Fifth Amendment capitalist
n. An American executive who invokes the Fifth Amendment of the United States Constitution to avoid giving testimony regarding possible wrongdoing at his or her company.
We haven't reached the stage yet where the alleged Enron culprits are being called "Fifth Amendment capitalists," but it's probably fair to suggest that those who have used and will be using the legal protection will likewise be assumed to be guilty in doing so.
—Jules Witcover, “Enron's suits bring 'Fifth' back in vogue,” The Baltimore Sun, February 13, 2002
2002 (earliest)
Senator Joseph McCarthy invented the term 'Fifth Amendment Communists.' Soon, we may have a new class: Fifth Amendment Capitalists.

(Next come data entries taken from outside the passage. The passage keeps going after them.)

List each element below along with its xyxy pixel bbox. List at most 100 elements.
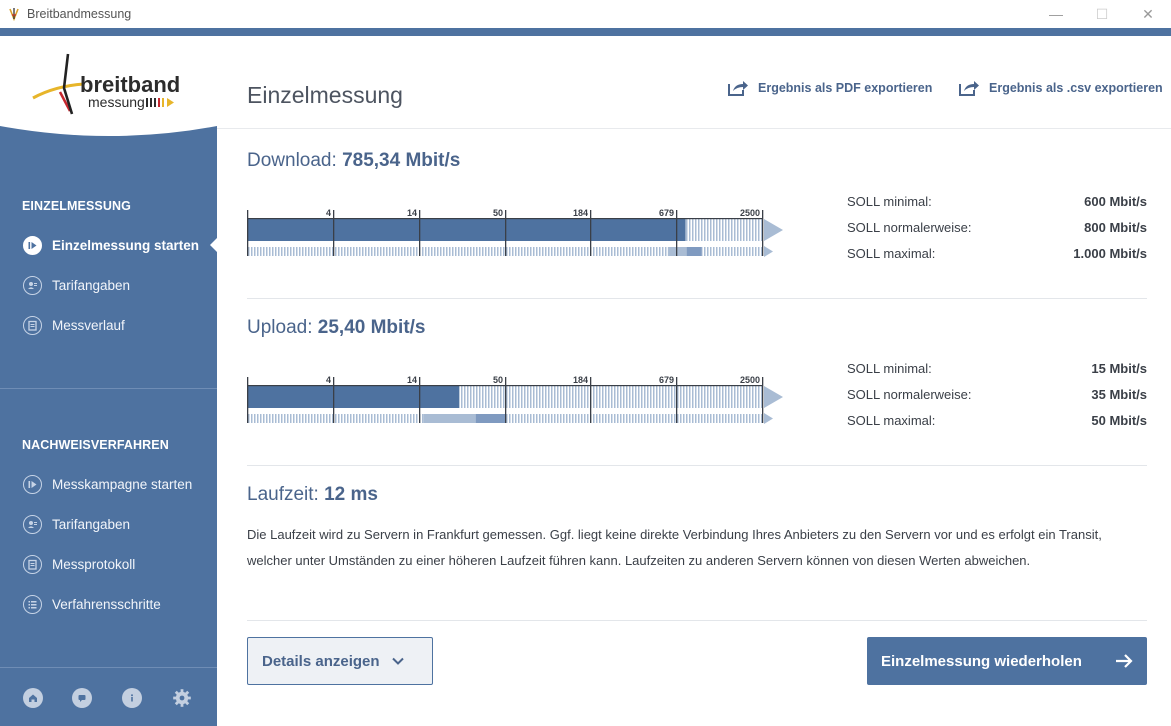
gauge-stripe [665, 247, 667, 256]
gauge-stripe [623, 386, 625, 408]
gauge-stripe [665, 386, 667, 408]
gauge-stripe [602, 386, 604, 408]
gauge-stripe [290, 247, 292, 256]
gauge-stripe [572, 386, 574, 408]
gauge-stripe [515, 247, 517, 256]
gauge-stripe [356, 414, 358, 423]
details-button[interactable]: Details anzeigen [247, 637, 433, 685]
gauge-tick [333, 377, 335, 423]
export-pdf-button[interactable]: Ergebnis als PDF exportieren [727, 79, 932, 97]
gauge-stripe [257, 247, 259, 256]
info-icon[interactable] [122, 688, 142, 708]
gauge-stripe [650, 414, 652, 423]
sidebar-item-tarifangaben[interactable]: Tarifangaben [0, 272, 217, 298]
gauge-stripe [344, 414, 346, 423]
chat-icon[interactable] [72, 688, 92, 708]
download-value: 785,34 Mbit/s [342, 150, 461, 171]
gauge-stripe [659, 414, 661, 423]
gear-icon[interactable] [172, 688, 192, 708]
gauge-stripe [560, 247, 562, 256]
gauge-stripe [572, 247, 574, 256]
gauge-stripe [578, 414, 580, 423]
gauge-stripe [566, 386, 568, 408]
gauge-stripe [608, 247, 610, 256]
gauge-stripe [728, 219, 730, 241]
sidebar-item-messprotokoll[interactable]: Messprotokoll [0, 551, 217, 577]
gauge-stripe [575, 386, 577, 408]
gauge-stripe [314, 247, 316, 256]
gauge-stripe [500, 386, 502, 408]
gauge-stripe [536, 247, 538, 256]
gauge-stripe [509, 414, 511, 423]
gauge-arrow [764, 413, 773, 424]
gauge-stripe [659, 386, 661, 408]
gauge-stripe [716, 414, 718, 423]
gauge-stripe [638, 247, 640, 256]
gauge-stripe [272, 247, 274, 256]
gauge-stripe [587, 414, 589, 423]
close-button[interactable]: ✕ [1125, 0, 1171, 28]
export-csv-button[interactable]: Ergebnis als .csv exportieren [958, 79, 1163, 97]
sidebar-item-messverlauf[interactable]: Messverlauf [0, 312, 217, 338]
gauge-stripe [608, 386, 610, 408]
gauge-stripe [557, 386, 559, 408]
gauge-stripe [593, 414, 595, 423]
gauge-stripe [674, 414, 676, 423]
gauge-stripe [467, 247, 469, 256]
repeat-button-label: Einzelmessung wiederholen [881, 652, 1082, 670]
gauge-stripe [398, 247, 400, 256]
gauge-stripe [707, 386, 709, 408]
gauge-tick-label: 50 [493, 208, 503, 218]
gauge-stripe [662, 247, 664, 256]
gauge-stripe [746, 219, 748, 241]
gauge-stripe [536, 414, 538, 423]
sidebar-item-tarifangaben-nachweis[interactable]: Tarifangaben [0, 511, 217, 537]
gauge-stripe [596, 386, 598, 408]
gauge-stripe [416, 247, 418, 256]
user-card-icon [23, 514, 42, 534]
gauge-stripe [518, 386, 520, 408]
gauge-stripe [602, 414, 604, 423]
gauge-stripe [548, 386, 550, 408]
gauge-stripe [656, 414, 658, 423]
minimize-button[interactable]: — [1033, 0, 1079, 28]
maximize-button[interactable]: ☐ [1079, 0, 1125, 28]
gauge-stripe [317, 414, 319, 423]
soll-label: SOLL normalerweise: [847, 386, 972, 402]
gauge-stripe [692, 386, 694, 408]
gauge-stripe [599, 414, 601, 423]
gauge-stripe [509, 386, 511, 408]
gauge-stripe [389, 247, 391, 256]
sidebar-item-verfahrensschritte[interactable]: Verfahrensschritte [0, 591, 217, 617]
gauge-tick-label: 679 [659, 375, 674, 385]
gauge-stripe [641, 386, 643, 408]
sidebar-item-messkampagne-starten[interactable]: Messkampagne starten [0, 471, 217, 497]
gauge-stripe [275, 414, 277, 423]
gauge-stripe [371, 247, 373, 256]
gauge-stripe [605, 386, 607, 408]
sidebar-item-einzelmessung-starten[interactable]: Einzelmessung starten [0, 232, 217, 258]
gauge-stripe [575, 247, 577, 256]
gauge-stripe [350, 247, 352, 256]
gauge-stripe [299, 247, 301, 256]
gauge-tick-label: 679 [659, 208, 674, 218]
gauge-stripe [491, 386, 493, 408]
gauge-stripe [566, 247, 568, 256]
gauge-tick [676, 377, 678, 423]
gauge-stripe [704, 386, 706, 408]
gauge-stripe [719, 247, 721, 256]
gauge-stripe [428, 247, 430, 256]
gauge-stripe [644, 247, 646, 256]
repeat-measurement-button[interactable]: Einzelmessung wiederholen [867, 637, 1147, 685]
gauge-stripe [434, 247, 436, 256]
gauge-stripe [734, 414, 736, 423]
gauge-stripe [560, 414, 562, 423]
gauge-stripe [362, 414, 364, 423]
gauge-stripe [581, 386, 583, 408]
gauge-stripe [581, 247, 583, 256]
gauge-stripe [269, 247, 271, 256]
gauge-stripe [620, 414, 622, 423]
gauge-stripe [680, 386, 682, 408]
gauge-stripe [263, 247, 265, 256]
home-icon[interactable] [23, 688, 43, 708]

—Noah Adams, “Enron story likely to get a lot bigger before it goes away,” National Public Radio, February 04, 2002
The U.S. Constitution's Fifth Amendment is usually invoked by a person who does not want to testify before a court of law or other body because the testimony would somehow incriminate that person. Here's what "the Fifth" (as it's often called) has to say (italics mine):
No person shall be held to answer for a capital, or otherwise infamous crime, unless on a presentment or indictment of a Grand Jury, except in cases arising in the land or naval forces, or in the Militia, when in actual service in time of War or public danger; nor shall any person be subject for the same offence to be twice put in jeopardy of life or limb; nor shall be compelled in any criminal case to be a witness against himself, nor be deprived of life, liberty, or property, without due process of law; nor shall private property be taken for public use, without just compensation.
As the earliest citation mentions, this phrase is a play on the term Fifth Amendment Communist that was popular when Joseph McCarthy was hunting communist witches in the 1950s.